We need to check our motives. Are we coming to church as a self-salvation project, trying to convince ourselves and others we are so good we don’t need a savior, or, are we coming to church as a weekly reminder of sin’s pull on us and our continual need to be saved from it. No matter how long we have been “saved”, we still need a Savior. If we ever stop relating to Christ as our savior we drift into self-righteousness. We gather weekly to be reminded that we are great sinners but Christ is a great savior. 

Christ loves his church by sacrificing for the church.

Verse 25 says, “Christ gave himself up for her.” A few weeks ago, my daughter, Leah came home with a very expensive piece of jewelry on her finger. It was a gift from a guy named Ben in exchange for her positive response to his proposal to love her unconditionally for the rest of his life. Ben gave up his savings account as an expression of his love for Leah. Yet, Christ gave up so much more for his bride. In order to secure the love of his bride he gave up his life in the morst excrutiatingly painful death possible – all for the love of his bride. 

Christ loves his church by beautifying his church. 

Verses 26-27 make it clear that his bride hygiene issues. When he found her, she was essentially dirty, dumb, and dead. But that didn’t stop him from loving her. He is actively cleansing her with the water of his word. He is removing her spots, ironing out her wrinkles, and healing her blemishes. And he is doing all of that in preparation to present her as a dignified, desirable, and delivered bride.

Christ loves his church by building his church.

Verses 28-30 tell us Christ nourishes and cherishes his bride’s body. He nourishes it by supplying every essential ingredient for its health and growth. He cherishes it by keeping her affections for him from growing cold. The original word for “cherish” literally means keep warm. The church gathers weekly as a way of stoking the flame of our love for Christ. Without it, we risk allowing our love for Christ to grow cold. 

Christ loves his church by sending his church.

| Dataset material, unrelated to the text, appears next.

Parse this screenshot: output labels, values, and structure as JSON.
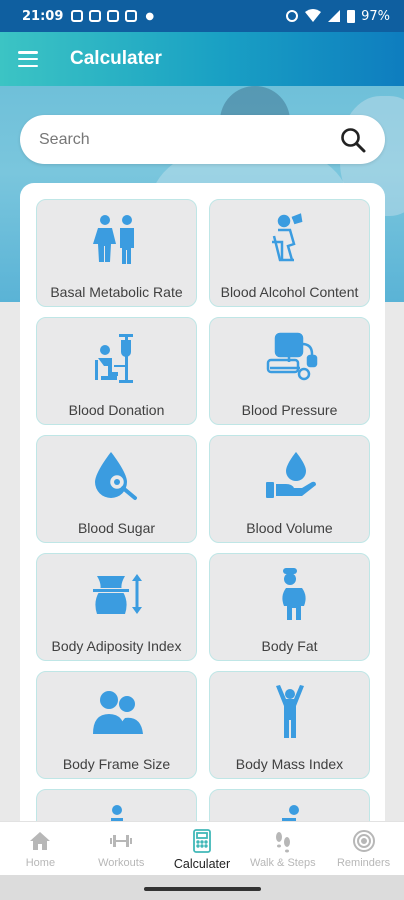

In verse 31, Paul quotes God’s first words to the first man about the first marriage (Genesis 2;24). He tells us the prerequisite for a husband becoming one with his wife was to “leave his father”. But 32 reminds us this somehow “refers to Christ and the church.” How did Christ love his church? By first leaving the penultimate place of love, security, and comfort - at home with his Heavenly Father. And he didn’t just leave his Father. He was sent by his Father…to pursue a love relationship with his church. 

Christ is still pursuing his church, even churches who have yet to be born. How are churches born? By those who love their present church so much they are willing to leave them, being sent by them, to plant new churches. 

I’m grateful for the love of Christ for his church. I hope you sense how deeply loved you are as part of his church. And I hope you love the church too, maybe even enough to leave the one you love to multiply more churches who are loved by Christ.